Bridesmaid Luncheon and Groomsmen Luncheon

  1. On the day before or the day of the first major wedding weekend event, the bride and her bridesmaids, as well as the groom and his groomsmen, gather for a brunch or luncheon. Although these events usually take place on the same day at different locations, traditionally, the wedding party hosted them. Nowadays, many couples choose to cover the costs themselves due to the expenses already incurred by the wedding party.

Welcome Party

  1. For couples hosting a weekend-long or destination wedding, the festivities kick off with a welcome party. This is typically a cocktail party where all wedding guests are invited. The couple or their parents usually host the welcome party, which can take place the night before or two nights before the wedding.

Rehearsal Dinner

  1. Traditionally hosted by the groom's parents (but often hosted by the couple), the rehearsal dinner occurs one or two nights before the wedding. Local wedding rehearsal dinners usually include the wedding party and immediate family only, while destination weddings often extend the invitation to all guests. This event provides an opportunity for toasts and speeches.

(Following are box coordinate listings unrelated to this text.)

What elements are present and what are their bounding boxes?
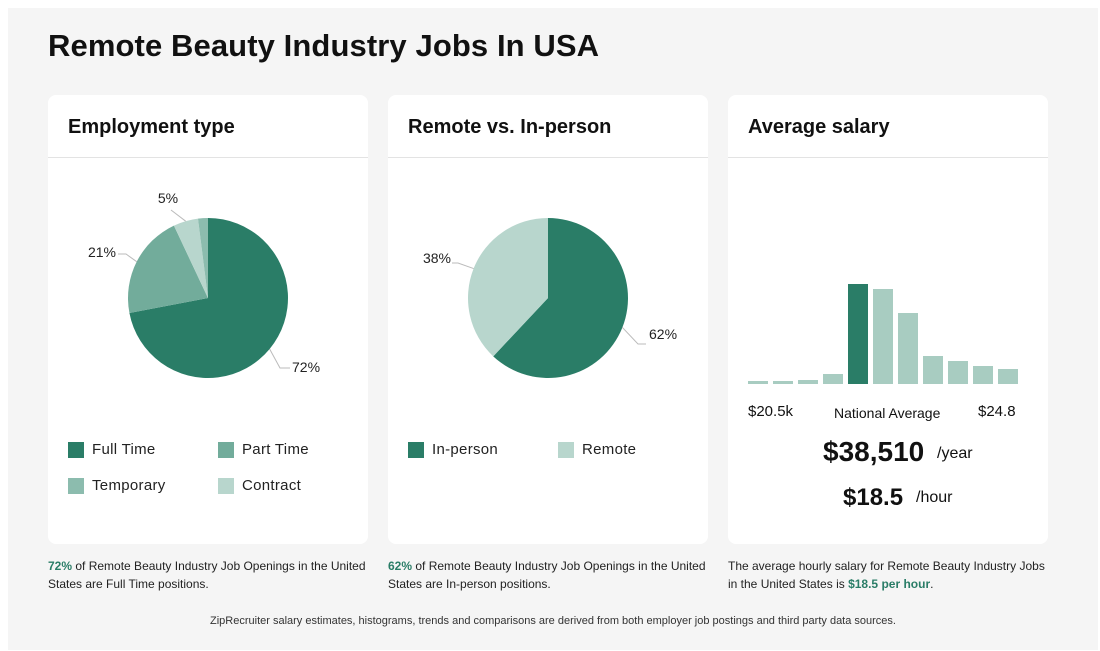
pie-leader-line bbox=[118, 253, 138, 263]
histogram-bar bbox=[798, 380, 818, 384]
legend-label: Remote bbox=[582, 441, 637, 458]
note-highlight: 72% bbox=[48, 559, 73, 573]
employment-type-pie-chart: 72% 21% 5% bbox=[88, 190, 320, 378]
pie-data-label: 62% bbox=[649, 326, 677, 342]
pie-slice-full-time bbox=[129, 218, 288, 378]
card-title: Employment type bbox=[68, 116, 235, 138]
pie-leader-line bbox=[170, 209, 186, 222]
legend-swatch bbox=[218, 477, 234, 494]
salary-histogram bbox=[748, 284, 1018, 384]
pie-leader-line bbox=[622, 327, 646, 345]
note-highlight: 62% bbox=[388, 559, 413, 573]
page-title: Remote Beauty Industry Jobs In USA bbox=[48, 28, 600, 63]
legend-label: Temporary bbox=[92, 477, 166, 494]
histogram-bar bbox=[823, 374, 843, 384]
yearly-unit: /year bbox=[937, 445, 973, 462]
note-end: . bbox=[930, 577, 934, 591]
legend-swatch bbox=[68, 477, 84, 494]
legend-label: In-person bbox=[432, 441, 499, 458]
pie-leader-line bbox=[269, 348, 290, 369]
employment-type-card: Employment type 72% 21% 5% Full Time Part … bbox=[48, 95, 368, 544]
legend-item-remote: Remote bbox=[558, 441, 636, 458]
footer-disclaimer: ZipRecruiter salary estimates, histogram… bbox=[210, 615, 896, 627]
card-divider bbox=[48, 157, 368, 158]
hourly-salary-value: $18.5 bbox=[843, 484, 904, 511]
histogram-bar bbox=[998, 369, 1018, 384]
national-average-label: National Average bbox=[834, 405, 941, 421]
yearly-salary-value: $38,510 bbox=[823, 436, 925, 467]
legend-swatch bbox=[218, 441, 234, 458]
histogram-bar-highlight bbox=[848, 284, 868, 384]
pie-slice-remote bbox=[468, 218, 548, 357]
legend-item-in-person: In-person bbox=[408, 441, 498, 458]
card-divider bbox=[388, 157, 708, 158]
histogram-bar bbox=[773, 381, 793, 384]
pie-data-label: 21% bbox=[88, 244, 116, 260]
histogram-bar bbox=[948, 361, 968, 384]
legend-swatch bbox=[558, 441, 574, 458]
card-title: Average salary bbox=[748, 116, 890, 138]
hourly-unit: /hour bbox=[916, 489, 953, 506]
page-frame: Remote Beauty Industry Jobs In USA Emplo… bbox=[8, 8, 1098, 650]
pie-data-label: 5% bbox=[158, 190, 178, 206]
remote-vs-inperson-pie-chart: 62% 38% bbox=[423, 218, 677, 378]
pie-slice-part-time bbox=[128, 225, 208, 313]
remote-note: 62% of Remote Beauty Industry Job Openin… bbox=[388, 557, 710, 593]
note-text: of Remote Beauty Industry Job Openings i… bbox=[388, 559, 706, 591]
pie-slice-contract bbox=[197, 218, 208, 298]
employment-note: 72% of Remote Beauty Industry Job Openin… bbox=[48, 557, 370, 593]
salary-min-label: $20.5k bbox=[748, 403, 794, 420]
remote-vs-inperson-card: Remote vs. In-person 62% 38% In-person Re… bbox=[388, 95, 708, 544]
legend-item-part-time: Part Time bbox=[218, 441, 309, 458]
note-text: The average hourly salary for Remote Bea… bbox=[728, 559, 1045, 591]
histogram-bar bbox=[973, 366, 993, 384]
pie-leader-line bbox=[452, 262, 474, 270]
card-divider bbox=[728, 157, 1048, 158]
legend-swatch bbox=[68, 441, 84, 458]
pie-data-label: 38% bbox=[423, 250, 451, 266]
note-highlight: $18.5 per hour bbox=[848, 577, 931, 591]
histogram-bar bbox=[898, 313, 918, 384]
salary-max-label: $24.8 bbox=[978, 403, 1016, 420]
histogram-bar bbox=[748, 381, 768, 384]
legend-label: Contract bbox=[242, 477, 302, 494]
legend-item-full-time: Full Time bbox=[68, 441, 156, 458]
histogram-bar bbox=[873, 289, 893, 384]
legend-item-temporary: Temporary bbox=[68, 477, 166, 494]
legend-swatch bbox=[408, 441, 424, 458]
legend-label: Full Time bbox=[92, 441, 156, 458]
salary-note: The average hourly salary for Remote Bea… bbox=[728, 557, 1050, 593]
pie-slice-temporary bbox=[173, 218, 208, 298]
note-text: of Remote Beauty Industry Job Openings i… bbox=[48, 559, 366, 591]
average-salary-card: Average salary $20.5k National Average $… bbox=[728, 95, 1048, 544]
pie-slice-in-person bbox=[493, 218, 628, 378]
card-title: Remote vs. In-person bbox=[408, 116, 612, 138]
pie-data-label: 72% bbox=[292, 359, 320, 375]
legend-label: Part Time bbox=[242, 441, 309, 458]
histogram-bar bbox=[923, 356, 943, 384]
legend-item-contract: Contract bbox=[218, 477, 301, 494]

Wedding Ceremony and Reception

  1. The wedding ceremony and reception can be hosted by anyone: the bride and groom, one set of parents, or both sets of parents. Typically, invitations are extended to all guests for both events, although church wedding ceremonies may have capacity limitations.


  1. Due to noise restrictions leading many venues to close early, the wedding after-party has become popular. Hosted by the couple or the wedding party, this post-reception continuation is usually open to all wedding guests, though it tends to be more popular among the younger crowd.

Day-After Brunch

  1. Ideal for destination weddings, the day-after brunch allows guests to bid farewell after a weekend of celebration. This informal buffet-style meal, where guests can come and go as they please, typically lasts for a couple of hours. The brunch may be hosted by the couple or whoever hosted the wedding, with invitations extended to all wedding guests.

Now that you're acquainted with these events, you'll be well-prepared to navigate the exciting whirlwind of wedding-related celebrations. Enjoy every moment!